É pesquisadora principal do Consejo Nacional de Investigaciones Científicas y Técnicas da Argentina e professora de Arte Latino-Americana e de Arte Internacional na Universidade de Buenos Aires. Foi “Chair in Latin American Art History and Criticism” na Universidade do Texas em Austin, onde também foi diretora fundadora do Center for Latin American Visual Studies (CLAVIS). Foi professora visitante da École des Hautes Études en Sciences Sociales (Paris), professora visitante da Universidade Nacional Autônoma do México, professora visitante da Universidade de Duke, em Durham (EUA), professora visitante da Universidade de Monterrey (México) e “Tinker Visiting Professor” da Universidade de Columbia (Nova York), entre outros créditos acadêmicos. Foi palestrante em museus e universidades como o MoMA (Nova York), o Museu Centro de Arte Reina Sofía (Madri), o Haus der Kunst (Munique), o Bahnhof Museum (Berlim), a Harvard University, a University of California (Berkeley), o Art Institute (Chicago), a Princeton University e a New York University.

Andrea é autora de diversos livros, como Avant-Garde, Internationalism and Politics, Argentine Art in the Sixties (Duke University Press), Poscrisis (Siglo XXI), Escribir las Imágenes (Siglo XXI), Objetos Mutantes (Palinodia), ¿Cuándo Empieza el Arte Contemporáneo? (ArteBA) e El Guernica de Picasso (Biblos).

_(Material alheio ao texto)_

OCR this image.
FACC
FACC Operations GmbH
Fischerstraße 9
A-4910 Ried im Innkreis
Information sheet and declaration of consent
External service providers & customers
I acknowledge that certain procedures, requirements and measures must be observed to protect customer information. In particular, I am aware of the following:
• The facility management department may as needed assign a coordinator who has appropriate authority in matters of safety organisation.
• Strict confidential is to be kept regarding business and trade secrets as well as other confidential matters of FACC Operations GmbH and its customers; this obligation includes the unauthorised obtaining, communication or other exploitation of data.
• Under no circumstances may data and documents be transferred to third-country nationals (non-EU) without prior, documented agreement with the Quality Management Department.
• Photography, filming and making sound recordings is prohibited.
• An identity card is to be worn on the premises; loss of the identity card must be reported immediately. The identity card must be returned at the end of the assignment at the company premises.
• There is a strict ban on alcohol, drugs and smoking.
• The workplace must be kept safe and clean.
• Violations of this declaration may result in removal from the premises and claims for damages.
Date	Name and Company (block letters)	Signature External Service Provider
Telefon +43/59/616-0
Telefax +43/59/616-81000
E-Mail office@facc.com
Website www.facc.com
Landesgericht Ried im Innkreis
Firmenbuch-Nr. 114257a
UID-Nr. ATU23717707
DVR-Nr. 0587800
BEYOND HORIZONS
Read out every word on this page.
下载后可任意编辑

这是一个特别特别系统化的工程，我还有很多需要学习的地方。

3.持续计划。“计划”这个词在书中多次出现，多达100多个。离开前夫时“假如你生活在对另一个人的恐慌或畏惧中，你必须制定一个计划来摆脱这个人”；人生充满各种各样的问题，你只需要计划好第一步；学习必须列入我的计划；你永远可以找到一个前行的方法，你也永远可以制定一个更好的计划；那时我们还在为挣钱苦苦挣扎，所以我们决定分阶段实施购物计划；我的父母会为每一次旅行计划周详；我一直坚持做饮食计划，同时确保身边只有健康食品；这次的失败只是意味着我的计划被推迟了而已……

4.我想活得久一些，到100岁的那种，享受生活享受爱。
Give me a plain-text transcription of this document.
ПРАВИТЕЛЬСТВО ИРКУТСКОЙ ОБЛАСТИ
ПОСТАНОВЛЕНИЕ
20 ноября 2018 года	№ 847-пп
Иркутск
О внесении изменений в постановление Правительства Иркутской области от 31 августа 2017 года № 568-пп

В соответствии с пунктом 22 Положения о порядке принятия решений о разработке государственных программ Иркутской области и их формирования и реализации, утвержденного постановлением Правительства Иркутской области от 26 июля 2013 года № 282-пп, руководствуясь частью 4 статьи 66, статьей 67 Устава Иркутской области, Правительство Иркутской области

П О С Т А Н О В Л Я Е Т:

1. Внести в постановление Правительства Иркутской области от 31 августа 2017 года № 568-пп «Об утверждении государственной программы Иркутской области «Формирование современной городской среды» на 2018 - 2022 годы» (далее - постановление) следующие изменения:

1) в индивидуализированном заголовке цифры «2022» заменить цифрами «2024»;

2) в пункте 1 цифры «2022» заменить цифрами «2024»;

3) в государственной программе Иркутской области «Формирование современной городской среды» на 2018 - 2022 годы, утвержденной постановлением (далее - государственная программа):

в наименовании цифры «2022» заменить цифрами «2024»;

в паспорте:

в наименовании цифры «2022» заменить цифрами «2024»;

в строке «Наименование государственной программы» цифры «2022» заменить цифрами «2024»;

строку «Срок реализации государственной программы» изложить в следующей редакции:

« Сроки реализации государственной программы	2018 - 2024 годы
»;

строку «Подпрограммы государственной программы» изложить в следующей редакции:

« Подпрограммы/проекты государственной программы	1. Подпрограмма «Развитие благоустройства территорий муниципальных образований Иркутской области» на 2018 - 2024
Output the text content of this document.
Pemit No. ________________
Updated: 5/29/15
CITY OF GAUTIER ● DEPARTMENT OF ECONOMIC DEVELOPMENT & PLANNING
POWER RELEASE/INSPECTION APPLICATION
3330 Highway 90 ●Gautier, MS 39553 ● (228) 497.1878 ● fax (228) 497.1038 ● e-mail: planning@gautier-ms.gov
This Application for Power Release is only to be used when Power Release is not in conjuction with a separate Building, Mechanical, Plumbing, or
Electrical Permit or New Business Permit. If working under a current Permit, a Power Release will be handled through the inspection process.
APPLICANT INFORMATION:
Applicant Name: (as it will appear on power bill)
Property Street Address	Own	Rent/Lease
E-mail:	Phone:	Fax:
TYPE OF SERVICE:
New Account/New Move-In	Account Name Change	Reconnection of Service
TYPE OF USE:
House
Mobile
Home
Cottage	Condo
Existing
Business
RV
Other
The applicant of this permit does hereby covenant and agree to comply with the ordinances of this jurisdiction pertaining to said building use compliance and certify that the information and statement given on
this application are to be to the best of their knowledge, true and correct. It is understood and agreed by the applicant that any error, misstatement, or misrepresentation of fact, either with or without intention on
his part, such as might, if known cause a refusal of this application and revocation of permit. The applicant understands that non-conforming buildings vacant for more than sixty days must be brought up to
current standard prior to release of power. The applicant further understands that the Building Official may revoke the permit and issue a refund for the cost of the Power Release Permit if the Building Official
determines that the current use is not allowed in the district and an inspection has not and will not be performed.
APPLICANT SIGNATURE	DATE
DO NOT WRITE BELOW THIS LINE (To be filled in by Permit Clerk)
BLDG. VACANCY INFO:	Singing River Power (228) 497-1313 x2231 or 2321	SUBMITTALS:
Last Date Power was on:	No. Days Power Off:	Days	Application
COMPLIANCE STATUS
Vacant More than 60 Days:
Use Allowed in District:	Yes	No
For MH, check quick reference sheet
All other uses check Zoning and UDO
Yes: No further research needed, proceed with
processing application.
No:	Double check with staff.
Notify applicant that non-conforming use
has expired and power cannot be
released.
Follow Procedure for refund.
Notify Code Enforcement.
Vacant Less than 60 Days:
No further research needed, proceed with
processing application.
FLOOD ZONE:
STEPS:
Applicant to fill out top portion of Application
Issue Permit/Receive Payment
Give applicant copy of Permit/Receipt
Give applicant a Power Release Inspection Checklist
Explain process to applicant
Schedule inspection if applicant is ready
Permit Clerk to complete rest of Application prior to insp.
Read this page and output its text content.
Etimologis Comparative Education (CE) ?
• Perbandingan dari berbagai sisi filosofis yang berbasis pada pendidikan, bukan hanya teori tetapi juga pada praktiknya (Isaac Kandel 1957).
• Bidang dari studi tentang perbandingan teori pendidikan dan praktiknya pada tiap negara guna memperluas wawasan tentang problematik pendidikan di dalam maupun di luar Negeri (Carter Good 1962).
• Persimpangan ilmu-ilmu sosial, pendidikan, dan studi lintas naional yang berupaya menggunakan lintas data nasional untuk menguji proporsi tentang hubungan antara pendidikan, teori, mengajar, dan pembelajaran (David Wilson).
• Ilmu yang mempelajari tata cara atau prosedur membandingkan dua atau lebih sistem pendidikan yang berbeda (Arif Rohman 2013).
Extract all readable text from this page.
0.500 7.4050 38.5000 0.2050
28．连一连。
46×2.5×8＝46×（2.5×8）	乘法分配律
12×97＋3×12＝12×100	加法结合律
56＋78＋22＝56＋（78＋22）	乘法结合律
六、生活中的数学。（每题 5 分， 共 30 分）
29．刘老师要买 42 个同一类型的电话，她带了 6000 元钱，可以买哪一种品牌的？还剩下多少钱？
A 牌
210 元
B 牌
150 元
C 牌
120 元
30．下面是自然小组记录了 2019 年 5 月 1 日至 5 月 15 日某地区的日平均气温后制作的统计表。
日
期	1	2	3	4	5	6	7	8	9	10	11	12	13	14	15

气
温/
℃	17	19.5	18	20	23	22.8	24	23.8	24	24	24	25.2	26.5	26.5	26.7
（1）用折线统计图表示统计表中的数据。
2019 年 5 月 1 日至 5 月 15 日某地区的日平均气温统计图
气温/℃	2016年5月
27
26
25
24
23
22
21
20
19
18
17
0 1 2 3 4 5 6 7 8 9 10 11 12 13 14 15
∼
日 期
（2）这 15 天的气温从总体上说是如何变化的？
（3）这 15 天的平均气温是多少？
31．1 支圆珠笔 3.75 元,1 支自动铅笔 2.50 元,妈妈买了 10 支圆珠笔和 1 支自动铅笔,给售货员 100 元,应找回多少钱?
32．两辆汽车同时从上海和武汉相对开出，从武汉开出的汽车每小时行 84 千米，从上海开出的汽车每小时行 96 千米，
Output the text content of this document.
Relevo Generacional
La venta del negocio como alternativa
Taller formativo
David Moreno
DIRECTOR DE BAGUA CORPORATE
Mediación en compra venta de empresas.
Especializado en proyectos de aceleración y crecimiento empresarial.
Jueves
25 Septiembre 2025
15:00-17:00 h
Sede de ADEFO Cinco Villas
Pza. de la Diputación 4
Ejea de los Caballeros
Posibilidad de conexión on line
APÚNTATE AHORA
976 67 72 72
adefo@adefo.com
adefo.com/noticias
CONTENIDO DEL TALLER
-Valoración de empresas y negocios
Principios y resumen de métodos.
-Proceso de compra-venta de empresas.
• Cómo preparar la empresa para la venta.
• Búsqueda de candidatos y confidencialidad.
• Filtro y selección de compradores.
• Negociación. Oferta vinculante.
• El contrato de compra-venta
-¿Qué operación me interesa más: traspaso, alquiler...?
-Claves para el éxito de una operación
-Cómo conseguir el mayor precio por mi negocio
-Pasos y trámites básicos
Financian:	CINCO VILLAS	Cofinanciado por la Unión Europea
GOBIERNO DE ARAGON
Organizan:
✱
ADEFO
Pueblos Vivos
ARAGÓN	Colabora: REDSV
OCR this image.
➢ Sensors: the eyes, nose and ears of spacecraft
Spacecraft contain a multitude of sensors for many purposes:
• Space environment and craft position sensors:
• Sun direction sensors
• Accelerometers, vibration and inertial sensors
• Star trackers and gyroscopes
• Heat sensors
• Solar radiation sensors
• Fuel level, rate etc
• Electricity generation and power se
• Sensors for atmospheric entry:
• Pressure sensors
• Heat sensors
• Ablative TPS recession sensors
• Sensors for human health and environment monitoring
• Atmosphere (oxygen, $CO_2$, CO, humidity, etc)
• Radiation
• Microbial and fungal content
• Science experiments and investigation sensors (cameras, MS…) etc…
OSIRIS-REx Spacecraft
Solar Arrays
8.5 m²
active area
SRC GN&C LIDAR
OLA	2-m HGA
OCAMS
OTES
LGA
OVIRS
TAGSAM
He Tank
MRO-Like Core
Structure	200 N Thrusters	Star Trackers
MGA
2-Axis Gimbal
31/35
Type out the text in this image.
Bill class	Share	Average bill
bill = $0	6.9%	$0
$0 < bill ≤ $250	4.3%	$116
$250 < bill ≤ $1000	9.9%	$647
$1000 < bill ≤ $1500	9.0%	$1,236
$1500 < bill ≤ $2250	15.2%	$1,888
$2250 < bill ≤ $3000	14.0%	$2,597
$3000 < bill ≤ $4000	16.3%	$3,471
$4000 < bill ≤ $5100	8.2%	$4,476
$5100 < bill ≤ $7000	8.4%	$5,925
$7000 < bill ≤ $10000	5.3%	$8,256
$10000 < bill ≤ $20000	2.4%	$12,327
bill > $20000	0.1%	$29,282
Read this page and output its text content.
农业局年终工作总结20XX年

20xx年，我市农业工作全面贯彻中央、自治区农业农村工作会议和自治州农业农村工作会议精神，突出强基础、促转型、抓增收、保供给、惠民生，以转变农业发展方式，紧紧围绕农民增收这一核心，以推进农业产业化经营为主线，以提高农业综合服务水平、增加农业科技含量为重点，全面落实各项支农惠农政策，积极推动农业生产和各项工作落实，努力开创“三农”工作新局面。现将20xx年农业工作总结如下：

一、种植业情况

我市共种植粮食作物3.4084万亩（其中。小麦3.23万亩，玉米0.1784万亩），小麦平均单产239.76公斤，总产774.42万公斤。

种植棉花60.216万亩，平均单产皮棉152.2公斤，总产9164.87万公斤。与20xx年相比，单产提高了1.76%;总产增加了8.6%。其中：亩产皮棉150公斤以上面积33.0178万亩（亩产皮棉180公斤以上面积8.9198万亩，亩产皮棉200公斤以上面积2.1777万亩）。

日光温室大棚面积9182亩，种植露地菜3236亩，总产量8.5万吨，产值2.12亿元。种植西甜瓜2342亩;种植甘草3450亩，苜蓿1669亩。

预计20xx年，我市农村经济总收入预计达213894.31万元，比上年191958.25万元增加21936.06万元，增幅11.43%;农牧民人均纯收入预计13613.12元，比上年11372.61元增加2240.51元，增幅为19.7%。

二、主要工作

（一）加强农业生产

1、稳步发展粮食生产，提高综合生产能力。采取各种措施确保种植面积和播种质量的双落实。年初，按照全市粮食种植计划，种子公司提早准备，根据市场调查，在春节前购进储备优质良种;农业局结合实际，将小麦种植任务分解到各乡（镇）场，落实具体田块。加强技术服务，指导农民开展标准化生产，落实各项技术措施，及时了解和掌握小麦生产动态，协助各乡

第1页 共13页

Seu livro mais recente, Feminismo y Arte Latinoamericano, foi publicado em 2018 pela editora Siglo XXI. Foi curadora da Retrospectiva de León Ferrari, apresentada no Centro Cultural Recoleta, em Buenos Aires, e na Pinacoteca de São Paulo; cocuradora da exposição Extranjerías, com Néstor García Canclini, no Museu de Arte Contemporânea da UNAM, no México; e cocuradora de Verboamérica, com Agustín Pérez Rubio, no Museu de Arte Latinoamericana de Buenos Aires. É cocuradora da exposição Radical Women. Latin American Art, 1960-1985, com Cecilia Fajardo-Hill, exibida no Hammer Museum de Los Angeles, no Brooklyn Museum de Nova York e na Pinacoteca do Estado de São Paulo.